Animation: Fake Image Generation
Fake image evolution of DCGAN models
The animation shows how the landscapes start to take shape as the models discover important edges. We can observe that DCGAN learns landscape features slower the DCGAN128, although the end results of both models are still blurry to some degree.
The animation clearly shows how superior StyleGANv3 is compared to DCGAN in generating realistic outputs. This is expected, since StyleGANv3 was pre-trained on multiple GPUs for several days (average of 72.7s / 1000 images) on a much larger dataset (LHQ dataset).
Conclusion and Future Works
During this project, we reimplemented and extended the architecture of DCGAN to work with multiple image sizes. We observed that in order to train larger images, a deeper DCGAN network is required, and that the deeper the network is, the better it is a generating realistic outputs.
We also see that the DCGAN-generated outputs are still not very realistic compared to the outputs from the pre-trained StyleGANv3. Our time constraints meant we were only able to train our DCGANs for a small number of epochs. We were also unable to train our model on 256 x 256 images due to computational limitations. Additionally, we note that our dataset is fairly small, and may not be sufficient for generating images that can transition smoothly between different landscapes like the output of StyleGANv3 (which was trained on a much larger dataset - LHQ). Therefore, if we were to continue our project, with more GPUs and time, we would train our DCGAN models on the full LHQ dataset for a fairly large number of epochs (50000 to 80000) to see how realistic our output can become.
References
[1] Alec Radford, Luke Metz, Soumith Chintala. Unsupervised Representation Learning with Deep Convolutional Generative Adversarial Networks. ICLR (Poster) 2016.

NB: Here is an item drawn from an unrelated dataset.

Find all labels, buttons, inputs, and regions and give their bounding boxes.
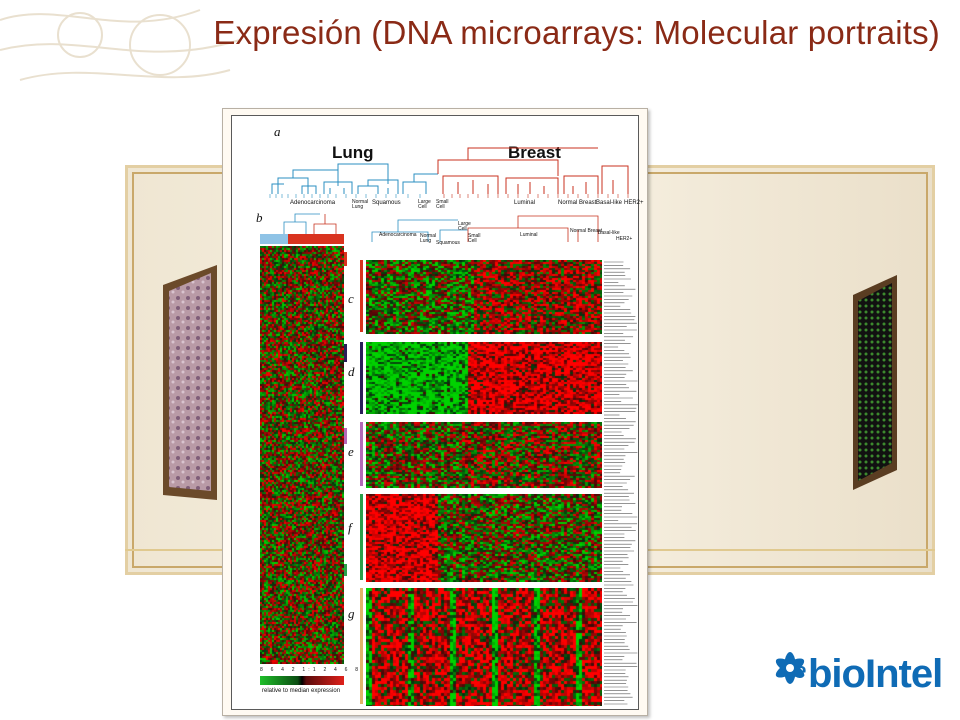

[2] Ali Razavi, Aäron van den Oord, and Oriol Vinyals. 2019. Generating diverse high-fidelity images with VQ-VAE-2. Proceedings of the 33rd International Conference on Neural Information Processing Systems. Curran Associates Inc., Red Hook, NY, USA, Article 1331, 14866–14876.
[3] Mahesh Gorijala and Ambedkar Dukkipati. “Image Generation and Editing with Variational Info Generative AdversarialNetworks.” ArXiv abs/1701.04568 (2017).
[4] T. Karras, S. Laine and T. Aila, “A Style-Based Generator Architecture for Generative Adversarial Networks” in IEEE Transactions on Pattern Analysis & Machine Intelligence, vol. 43, no. 12, pp. 4217-4228, 2021. doi: 10.1109/TPAMI.2020.2970919.